For 2026 ranking purposes, review recency has become more important than total volume alone. A business with steady recent reviews (datePublished values in the past 30-90 days) signals active customer engagement; a business with old reviews and no recent activity signals declining engagement even at high aggregate counts. The datePublished field in individual Review markup feeds this recency signal alongside the visible content.
The reviewBody field deserves substantive text rather than placeholder language. Reviews marked up with one-word descriptions (“great”) or generic phrases (“excellent service”) provide less signal than reviews with descriptive content about the actual experience. Match what the customer wrote. Not a summary or edit.

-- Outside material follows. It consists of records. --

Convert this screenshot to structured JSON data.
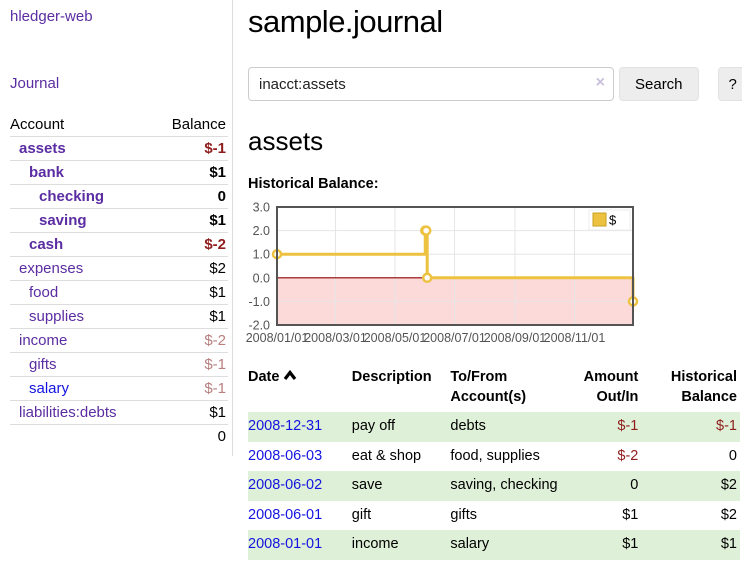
{
  "app": {
    "title": "hledger-web"
  },
  "sidebar": {
    "journal_link": "Journal",
    "accounts_table": {
      "headers": {
        "account": "Account",
        "balance": "Balance"
      },
      "rows": [
        {
          "name": "assets",
          "balance": "$-1"
        },
        {
          "name": "bank",
          "balance": "$1"
        },
        {
          "name": "checking",
          "balance": "0"
        },
        {
          "name": "saving",
          "balance": "$1"
        },
        {
          "name": "cash",
          "balance": "$-2"
        },
        {
          "name": "expenses",
          "balance": "$2"
        },
        {
          "name": "food",
          "balance": "$1"
        },
        {
          "name": "supplies",
          "balance": "$1"
        },
        {
          "name": "income",
          "balance": "$-2"
        },
        {
          "name": "gifts",
          "balance": "$-1"
        },
        {
          "name": "salary",
          "balance": "$-1"
        },
        {
          "name": "liabilities:debts",
          "balance": "$1"
        }
      ],
      "total": "0"
    }
  },
  "header": {
    "title": "sample.journal"
  },
  "search": {
    "value": "inacct:assets",
    "clear_icon": "×",
    "button_label": "Search",
    "help_label": "?"
  },
  "account_page": {
    "heading": "assets",
    "chart_label": "Historical Balance:"
  },
  "colors": {
    "accent_purple": "#5b2da2",
    "link_blue": "#1414e0",
    "negative_strong": "#8f1d1d",
    "negative_soft": "#b97f7f",
    "row_green": "#dff0d8"
  },
  "chart_data": {
    "type": "line",
    "title": "Historical Balance",
    "series": [
      {
        "name": "$",
        "color": "#EDC240",
        "style": "step",
        "points": [
          {
            "date": "2008-01-01",
            "value": 1
          },
          {
            "date": "2008-06-01",
            "value": 2
          },
          {
            "date": "2008-06-02",
            "value": 2
          },
          {
            "date": "2008-06-03",
            "value": 0
          },
          {
            "date": "2008-12-31",
            "value": -1
          }
        ]
      }
    ],
    "x_range": [
      "2008-01-01",
      "2008-12-31"
    ],
    "x_ticks": [
      "2008/01/01",
      "2008/03/01",
      "2008/05/01",
      "2008/07/01",
      "2008/09/01",
      "2008/11/01"
    ],
    "y_ticks": [
      "3.0",
      "2.0",
      "1.0",
      "0.0",
      "-1.0",
      "-2.0"
    ],
    "ylim": [
      -2,
      3
    ],
    "grid": true,
    "legend_position": "top-right",
    "grid_color": "#e6e6e6",
    "border_color": "#545454",
    "negative_region_color": "#fcdada",
    "zero_line_color": "#8b0000"
  },
  "register_table": {
    "headers": {
      "date": "Date",
      "description": "Description",
      "accounts": "To/From Account(s)",
      "amount": "Amount Out/In",
      "balance": "Historical Balance"
    },
    "rows": [
      {
        "date": "2008-12-31",
        "description": "pay off",
        "accounts": "debts",
        "amount": "$-1",
        "balance": "$-1"
      },
      {
        "date": "2008-06-03",
        "description": "eat & shop",
        "accounts": "food, supplies",
        "amount": "$-2",
        "balance": "0"
      },
      {
        "date": "2008-06-02",
        "description": "save",
        "accounts": "saving, checking",
        "amount": "0",
        "balance": "$2"
      },
      {
        "date": "2008-06-01",
        "description": "gift",
        "accounts": "gifts",
        "amount": "$1",
        "balance": "$2"
      },
      {
        "date": "2008-01-01",
        "description": "income",
        "accounts": "salary",
        "amount": "$1",
        "balance": "$1"
      }
    ]
  }
}
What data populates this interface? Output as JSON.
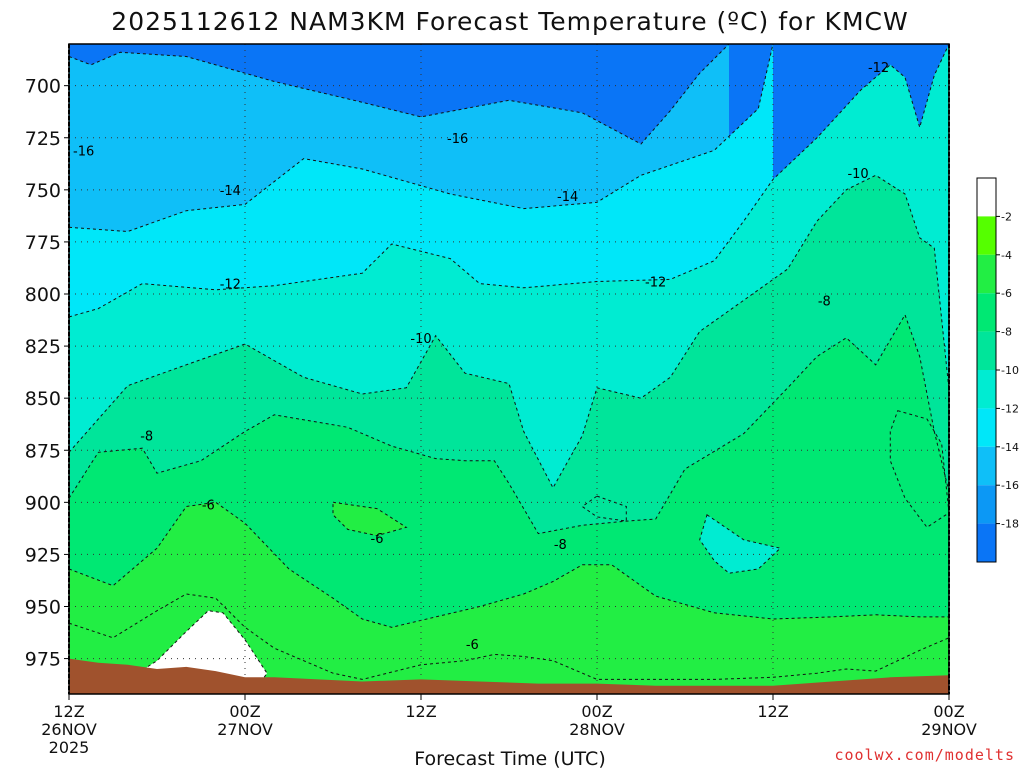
{
  "chart_data": {
    "type": "heatmap",
    "title": "2025112612 NAM3KM Forecast Temperature (ºC) for KMCW",
    "xlabel": "Forecast Time (UTC)",
    "ylabel": "",
    "credit": "coolwx.com/modelts",
    "units": "ºC",
    "x_hours": [
      0,
      12,
      24,
      36,
      48,
      60
    ],
    "x_tick_lines": [
      [
        "12Z",
        "26NOV",
        "2025"
      ],
      [
        "00Z",
        "27NOV"
      ],
      [
        "12Z"
      ],
      [
        "00Z",
        "28NOV"
      ],
      [
        "12Z"
      ],
      [
        "00Z",
        "29NOV"
      ]
    ],
    "xlim": [
      0,
      60
    ],
    "y_levels_hPa": [
      700,
      725,
      750,
      775,
      800,
      825,
      850,
      875,
      900,
      925,
      950,
      975
    ],
    "ylim": [
      680,
      992
    ],
    "colorbar_levels": [
      -2,
      -4,
      -6,
      -8,
      -10,
      -12,
      -14,
      -16,
      -18
    ],
    "colorbar_bands": [
      {
        "range": "> -2",
        "color": "#ffffff"
      },
      {
        "range": "-4 to -2",
        "color": "#55ff00"
      },
      {
        "range": "-6 to -4",
        "color": "#22ee44"
      },
      {
        "range": "-8 to -6",
        "color": "#00e873"
      },
      {
        "range": "-10 to -8",
        "color": "#00e59a"
      },
      {
        "range": "-12 to -10",
        "color": "#00ecd2"
      },
      {
        "range": "-14 to -12",
        "color": "#00e7f9"
      },
      {
        "range": "-16 to -14",
        "color": "#0fbff8"
      },
      {
        "range": "-18 to -16",
        "color": "#0c98f5"
      },
      {
        "range": "< -18",
        "color": "#0a75f6"
      }
    ],
    "contours": [
      {
        "level": -16,
        "points": [
          [
            0,
            686
          ],
          [
            1.5,
            690
          ],
          [
            3.5,
            684
          ],
          [
            8,
            686
          ],
          [
            14,
            698
          ],
          [
            20,
            708
          ],
          [
            24,
            715
          ],
          [
            30,
            707
          ],
          [
            35,
            713
          ],
          [
            39,
            728
          ],
          [
            41,
            712
          ],
          [
            43,
            694
          ],
          [
            45,
            680
          ]
        ]
      },
      {
        "level": -14,
        "points": [
          [
            0,
            768
          ],
          [
            4,
            770
          ],
          [
            8,
            760
          ],
          [
            12,
            757
          ],
          [
            16,
            735
          ],
          [
            20,
            740
          ],
          [
            26,
            752
          ],
          [
            31,
            759
          ],
          [
            36,
            756
          ],
          [
            39,
            743
          ],
          [
            44,
            731
          ],
          [
            47,
            711
          ],
          [
            48,
            680
          ]
        ]
      },
      {
        "level": -12,
        "points": [
          [
            0,
            811
          ],
          [
            2,
            807
          ],
          [
            5,
            795
          ],
          [
            10,
            798
          ],
          [
            14,
            796
          ],
          [
            20,
            790
          ],
          [
            22,
            776
          ],
          [
            26,
            783
          ],
          [
            28,
            795
          ],
          [
            31,
            797
          ],
          [
            36,
            794
          ],
          [
            41,
            793
          ],
          [
            44,
            784
          ],
          [
            46,
            765
          ],
          [
            48,
            745
          ],
          [
            51,
            725
          ],
          [
            54,
            702
          ],
          [
            56,
            690
          ],
          [
            57,
            696
          ],
          [
            58,
            720
          ],
          [
            59,
            695
          ],
          [
            60,
            680
          ]
        ]
      },
      {
        "level": -10,
        "points": [
          [
            0,
            876
          ],
          [
            2,
            860
          ],
          [
            4,
            844
          ],
          [
            8,
            834
          ],
          [
            12,
            824
          ],
          [
            16,
            840
          ],
          [
            20,
            848
          ],
          [
            23,
            845
          ],
          [
            25,
            820
          ],
          [
            27,
            838
          ],
          [
            30,
            843
          ],
          [
            31,
            866
          ],
          [
            33,
            893
          ],
          [
            35,
            868
          ],
          [
            36,
            845
          ],
          [
            39,
            850
          ],
          [
            41,
            840
          ],
          [
            43,
            818
          ],
          [
            46,
            803
          ],
          [
            49,
            788
          ],
          [
            51,
            765
          ],
          [
            53,
            750
          ],
          [
            55,
            743
          ],
          [
            57,
            752
          ],
          [
            58,
            773
          ],
          [
            59,
            778
          ],
          [
            60,
            846
          ]
        ]
      },
      {
        "level": -8,
        "points": [
          [
            0,
            898
          ],
          [
            2,
            876
          ],
          [
            5,
            874
          ],
          [
            6,
            886
          ],
          [
            9,
            880
          ],
          [
            12,
            866
          ],
          [
            14,
            858
          ],
          [
            19,
            864
          ],
          [
            22,
            873
          ],
          [
            25,
            879
          ],
          [
            27,
            880
          ],
          [
            29,
            880
          ],
          [
            30,
            891
          ],
          [
            31,
            903
          ],
          [
            32,
            915
          ],
          [
            35,
            911
          ],
          [
            38,
            909
          ],
          [
            40,
            908
          ],
          [
            42,
            884
          ],
          [
            46,
            867
          ],
          [
            49,
            845
          ],
          [
            51,
            830
          ],
          [
            53,
            821
          ],
          [
            55,
            834
          ],
          [
            57,
            810
          ],
          [
            58,
            830
          ],
          [
            59,
            866
          ],
          [
            60,
            895
          ]
        ]
      },
      {
        "level": -6,
        "points": [
          [
            0,
            932
          ],
          [
            3,
            940
          ],
          [
            6,
            922
          ],
          [
            8,
            902
          ],
          [
            10,
            900
          ],
          [
            12,
            910
          ],
          [
            15,
            932
          ],
          [
            18,
            946
          ],
          [
            20,
            956
          ],
          [
            22,
            960
          ],
          [
            25,
            955
          ],
          [
            28,
            950
          ],
          [
            31,
            944
          ],
          [
            33,
            938
          ],
          [
            35,
            930
          ],
          [
            37,
            930
          ],
          [
            40,
            945
          ],
          [
            44,
            953
          ],
          [
            48,
            956
          ],
          [
            52,
            955
          ],
          [
            55,
            954
          ],
          [
            58,
            955
          ],
          [
            60,
            955
          ]
        ]
      },
      {
        "level": -4,
        "points": [
          [
            0,
            958
          ],
          [
            3,
            965
          ],
          [
            6,
            952
          ],
          [
            8,
            944
          ],
          [
            10,
            946
          ],
          [
            12,
            960
          ],
          [
            14,
            970
          ],
          [
            16,
            976
          ],
          [
            18,
            982
          ],
          [
            20,
            985
          ],
          [
            24,
            978
          ],
          [
            27,
            976
          ],
          [
            29,
            973
          ],
          [
            31,
            974
          ],
          [
            32,
            975
          ],
          [
            33,
            976
          ],
          [
            36,
            985
          ],
          [
            40,
            985
          ],
          [
            44,
            985
          ],
          [
            48,
            984
          ],
          [
            51,
            982
          ],
          [
            53,
            980
          ],
          [
            55,
            981
          ],
          [
            58,
            971
          ],
          [
            60,
            965
          ]
        ]
      }
    ],
    "contour_labels": [
      {
        "text": "-16",
        "t": 1.0,
        "p": 731
      },
      {
        "text": "-16",
        "t": 26.5,
        "p": 725
      },
      {
        "text": "-12",
        "t": 55.2,
        "p": 691
      },
      {
        "text": "-14",
        "t": 11.0,
        "p": 750
      },
      {
        "text": "-14",
        "t": 34.0,
        "p": 753
      },
      {
        "text": "-10",
        "t": 53.8,
        "p": 742
      },
      {
        "text": "-12",
        "t": 11.0,
        "p": 795
      },
      {
        "text": "-12",
        "t": 40.0,
        "p": 794
      },
      {
        "text": "-10",
        "t": 24.0,
        "p": 821
      },
      {
        "text": "-8",
        "t": 51.5,
        "p": 803
      },
      {
        "text": "-8",
        "t": 5.3,
        "p": 868
      },
      {
        "text": "-6",
        "t": 9.5,
        "p": 901
      },
      {
        "text": "-6",
        "t": 21.0,
        "p": 917
      },
      {
        "text": "-8",
        "t": 33.5,
        "p": 920
      },
      {
        "text": "-6",
        "t": 27.5,
        "p": 968
      }
    ],
    "islands": [
      {
        "fill": "#22ee44",
        "points": [
          [
            18,
            900
          ],
          [
            21,
            903
          ],
          [
            23,
            912
          ],
          [
            21,
            916
          ],
          [
            19,
            913
          ],
          [
            18,
            906
          ]
        ]
      },
      {
        "fill": "#00e59a",
        "points": [
          [
            36,
            897
          ],
          [
            38,
            902
          ],
          [
            38,
            909
          ],
          [
            36,
            907
          ],
          [
            35,
            902
          ]
        ]
      },
      {
        "fill": "#00ecd2",
        "points": [
          [
            43.5,
            906
          ],
          [
            46,
            918
          ],
          [
            48.5,
            922
          ],
          [
            47,
            932
          ],
          [
            45,
            934
          ],
          [
            44,
            928
          ],
          [
            43,
            918
          ]
        ]
      },
      {
        "fill": "#00e873",
        "points": [
          [
            56.5,
            856
          ],
          [
            58.5,
            860
          ],
          [
            59.5,
            872
          ],
          [
            60,
            905
          ],
          [
            58.5,
            912
          ],
          [
            57,
            898
          ],
          [
            56,
            880
          ],
          [
            56,
            866
          ]
        ]
      }
    ],
    "warm_pocket": {
      "fill": "#ffffff",
      "points": [
        [
          4,
          985
        ],
        [
          6,
          976
        ],
        [
          8,
          962
        ],
        [
          9.5,
          952
        ],
        [
          10.5,
          953
        ],
        [
          12,
          966
        ],
        [
          13.5,
          982
        ],
        [
          13,
          987
        ],
        [
          9,
          985
        ],
        [
          6,
          988
        ]
      ]
    },
    "ground_fill": "#a0522d",
    "ground_top_hPa": [
      [
        0,
        975
      ],
      [
        2,
        977
      ],
      [
        4,
        978
      ],
      [
        6,
        980
      ],
      [
        8,
        979
      ],
      [
        10,
        981
      ],
      [
        12,
        984
      ],
      [
        14,
        984
      ],
      [
        17,
        985
      ],
      [
        20,
        986
      ],
      [
        24,
        985
      ],
      [
        28,
        986
      ],
      [
        32,
        987
      ],
      [
        36,
        987
      ],
      [
        40,
        988
      ],
      [
        44,
        988
      ],
      [
        48,
        988
      ],
      [
        52,
        986
      ],
      [
        56,
        984
      ],
      [
        60,
        983
      ]
    ]
  }
}
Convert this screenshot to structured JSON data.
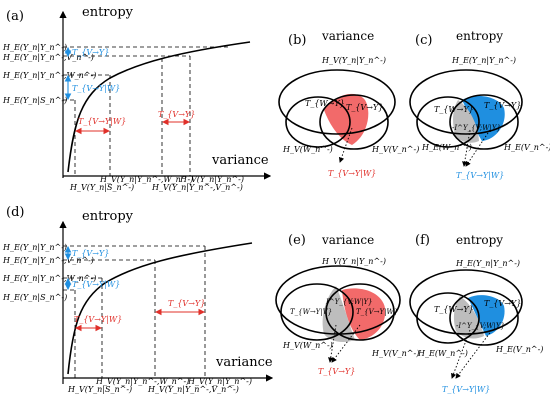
{
  "panels": {
    "a": {
      "tag": "(a)",
      "ylabel": "entropy",
      "xlabel": "variance",
      "yticks": [
        "H_E(Y_n|Y_n^-)",
        "H_E(Y_n|Y_n^-,V_n^-)",
        "H_E(Y_n|Y_n^-,W_n^-)",
        "H_E(Y_n|S_n^-)"
      ],
      "xticks": [
        "H_V(Y_n|S_n^-)",
        "H_V(Y_n|Y_n^-,W_n^-)",
        "H_V(Y_n|Y_n^-,V_n^-)",
        "H_V(Y_n|Y_n^-)"
      ],
      "blue_labels": [
        "T_{V→Y}",
        "T_{V→Y|W}"
      ],
      "red_labels": [
        "T_{V→Y|W}",
        "T_{V→Y}"
      ]
    },
    "d": {
      "tag": "(d)",
      "ylabel": "entropy",
      "xlabel": "variance",
      "yticks": [
        "H_E(Y_n|Y_n^-)",
        "H_E(Y_n|Y_n^-,V_n^-)",
        "H_E(Y_n|Y_n^-,W_n^-)",
        "H_E(Y_n|S_n^-)"
      ],
      "xticks": [
        "H_V(Y_n|S_n^-)",
        "H_V(Y_n|Y_n^-,W_n^-)",
        "H_V(Y_n|Y_n^-,V_n^-)",
        "H_V(Y_n|Y_n^-)"
      ],
      "blue_labels": [
        "T_{V→Y}",
        "T_{V→Y|W}"
      ],
      "red_labels": [
        "T_{V→Y|W}",
        "T_{V→Y}"
      ]
    },
    "b": {
      "tag": "(b)",
      "title": "variance",
      "top": "H_V(Y_n|Y_n^-)",
      "left_bottom": "H_V(W_n^-)",
      "right_bottom": "H_V(V_n^-)",
      "inner_left": "T_{W→Y}",
      "inner_right": "T_{V→Y}",
      "arrow_label": "T_{V→Y|W}"
    },
    "c": {
      "tag": "(c)",
      "title": "entropy",
      "top": "H_E(Y_n|Y_n^-)",
      "left_bottom": "H_E(W_n^-)",
      "right_bottom": "H_E(V_n^-)",
      "inner_left": "T_{W→Y}",
      "inner_mid": "-I^Y_{V;W|Y}",
      "inner_right": "T_{V→Y}",
      "arrow_label": "T_{V→Y|W}"
    },
    "e": {
      "tag": "(e)",
      "title": "variance",
      "top": "H_V(Y_n|Y_n^-)",
      "left_bottom": "H_V(W_n^-)",
      "right_bottom": "H_V(V_n^-)",
      "inner_left": "T_{W→Y|V}",
      "inner_mid": "I^Y_{V;W|Y}",
      "inner_right": "T_{V→Y|W}",
      "arrow_label": "T_{V→Y}"
    },
    "f": {
      "tag": "(f)",
      "title": "entropy",
      "top": "H_E(Y_n|Y_n^-)",
      "left_bottom": "H_E(W_n^-)",
      "right_bottom": "H_E(V_n^-)",
      "inner_left": "T_{W→Y}",
      "inner_mid": "-I^Y_{V;W|Y}",
      "inner_right": "T_{V→Y}",
      "arrow_label": "T_{V→Y|W}"
    }
  },
  "colors": {
    "blue": "#1f8fe0",
    "red": "#e0302a",
    "gray": "#bdbdbd"
  }
}
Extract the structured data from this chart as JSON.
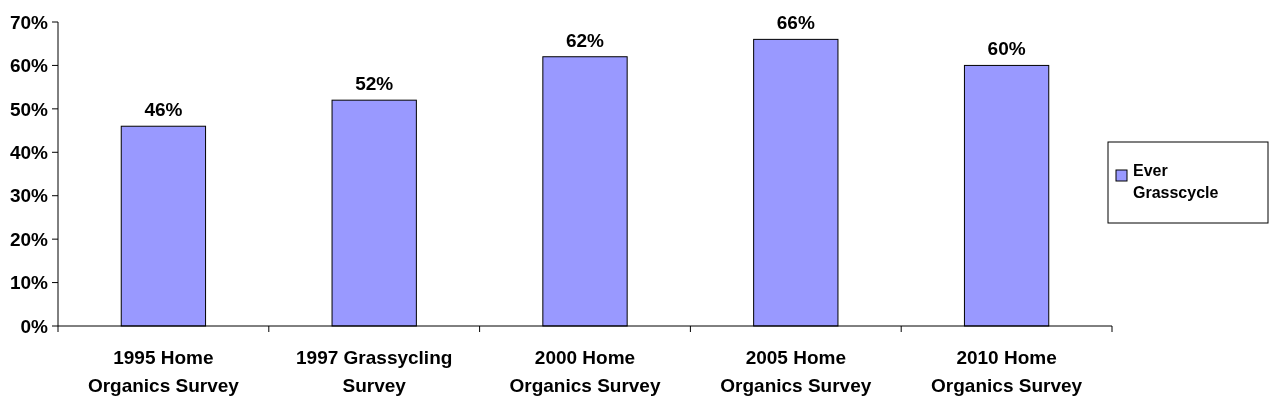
{
  "chart_data": {
    "type": "bar",
    "categories": [
      "1995 Home Organics Survey",
      "1997 Grassycling Survey",
      "2000 Home Organics Survey",
      "2005 Home Organics Survey",
      "2010 Home Organics Survey"
    ],
    "series": [
      {
        "name": "Ever Grasscycle",
        "color": "#9999ff",
        "values": [
          46,
          52,
          62,
          66,
          60
        ],
        "value_labels": [
          "46%",
          "52%",
          "62%",
          "66%",
          "60%"
        ]
      }
    ],
    "ylim": [
      0,
      70
    ],
    "yticks": [
      {
        "value": 0,
        "label": "0%"
      },
      {
        "value": 10,
        "label": "10%"
      },
      {
        "value": 20,
        "label": "20%"
      },
      {
        "value": 30,
        "label": "30%"
      },
      {
        "value": 40,
        "label": "40%"
      },
      {
        "value": 50,
        "label": "50%"
      },
      {
        "value": 60,
        "label": "60%"
      },
      {
        "value": 70,
        "label": "70%"
      }
    ],
    "grid": false,
    "legend": "right"
  }
}
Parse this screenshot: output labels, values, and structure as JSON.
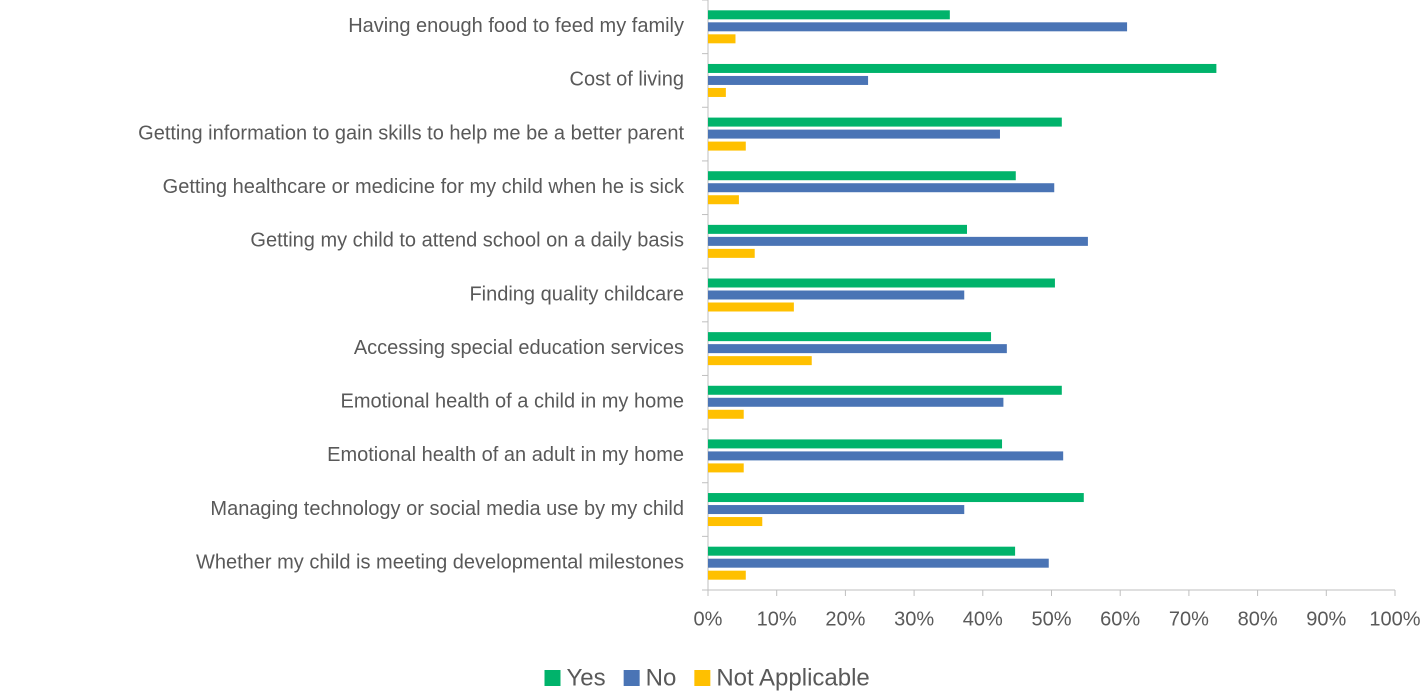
{
  "chart_data": {
    "type": "bar",
    "orientation": "horizontal",
    "categories": [
      "Having enough food to feed my family",
      "Cost of living",
      "Getting information to gain skills to help me be a better parent",
      "Getting healthcare or medicine for my child when he is sick",
      "Getting my child to attend school on a daily basis",
      "Finding quality childcare",
      "Accessing special education services",
      "Emotional health of a child in my home",
      "Emotional health of an adult in my home",
      "Managing technology or social media use by my child",
      "Whether my child is meeting developmental milestones"
    ],
    "series": [
      {
        "name": "Yes",
        "color": "#00b36b",
        "values": [
          35.2,
          74,
          51.5,
          44.8,
          37.7,
          50.5,
          41.2,
          51.5,
          42.8,
          54.7,
          44.7
        ]
      },
      {
        "name": "No",
        "color": "#4a74b5",
        "values": [
          61,
          23.3,
          42.5,
          50.4,
          55.3,
          37.3,
          43.5,
          43,
          51.7,
          37.3,
          49.6
        ]
      },
      {
        "name": "Not Applicable",
        "color": "#ffc000",
        "values": [
          4,
          2.6,
          5.5,
          4.5,
          6.8,
          12.5,
          15.1,
          5.2,
          5.2,
          7.9,
          5.5
        ]
      }
    ],
    "xlim": [
      0,
      100
    ],
    "xticks": [
      {
        "value": 0,
        "label": "0%"
      },
      {
        "value": 10,
        "label": "10%"
      },
      {
        "value": 20,
        "label": "20%"
      },
      {
        "value": 30,
        "label": "30%"
      },
      {
        "value": 40,
        "label": "40%"
      },
      {
        "value": 50,
        "label": "50%"
      },
      {
        "value": 60,
        "label": "60%"
      },
      {
        "value": 70,
        "label": "70%"
      },
      {
        "value": 80,
        "label": "80%"
      },
      {
        "value": 90,
        "label": "90%"
      },
      {
        "value": 100,
        "label": "100%"
      }
    ],
    "legend": "bottom",
    "grid": false
  }
}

Validation tools catch implementation errors before they ship:
Google provides validation tools that check review schema for correctness before deployment. The Rich Results Test examines a specific URL and reports which rich result types the page is eligible for, which schema is detected, and what errors or warnings exist.
The Schema Markup Validator provides a broader check against Schema.org standards, identifying structural errors, missing required properties, and conformance issues. The Schema Markup Validator catches issues that aren’t strictly Google-specific but still indicate implementation problems.
Common errors the validators catch include missing required properties (an AggregateRating without ratingValue), invalid value types (a reviewCount with non-numeric content), and structural problems (Review markup that doesn’t nest properly under a parent entity). The validation catches these before deployment so the implementation works correctly when it goes live.
The validators don’t catch policy violations. Self-serving reviews, fake aggregate counts, and schema-content mismatches aren’t technical errors. Policy compliance requires editorial discipline beyond what automated validation can check.
Implementation priorities for local businesses in 2026:
The implementation pattern that produces value for local businesses in 2026 combines several schema layers strategically. LocalBusiness schema with AggregateRating on the home page or location pages provides entity-level trust signal and AI Overview eligibility, without expecting visible star ratings. Service schema with AggregateRating on individual service pages provides visible star rating eligibility for service-specific queries. Individual Review markup nested under either schema type adds depth and verification signals.
The maintenance commitment matters as much as the initial implementation. Aggregate values have to update as new reviews accumulate. New individual reviews replace older ones. The schema content has to keep matching what’s visible on the page. Set-and-forget implementations degrade as the visible content evolves and the schema falls behind.
For agencies and consultants implementing review schema across client sites, the audit cadence is quarterly: verify schema is still present, validate against current Google tools, check aggregate values for accuracy, confirm visible content still matches structured data. The maintenance work isn’t visible to users, but the missing maintenance shows up as lost rich results and degraded AI Overview citation.
What changed in 2026 isn’t the underlying schema standards but the enforcement aggressiveness around alignment, authenticity, and policy compliance. The implementations that game the system through inflated counts, self-serving reviews, or schema-content mismatches get caught faster and lose visibility more completely. The implementations that follow the standards honestly accumulate trust signals over time. Those signals compound across rich snippets, AI Overviews, and entity recognition.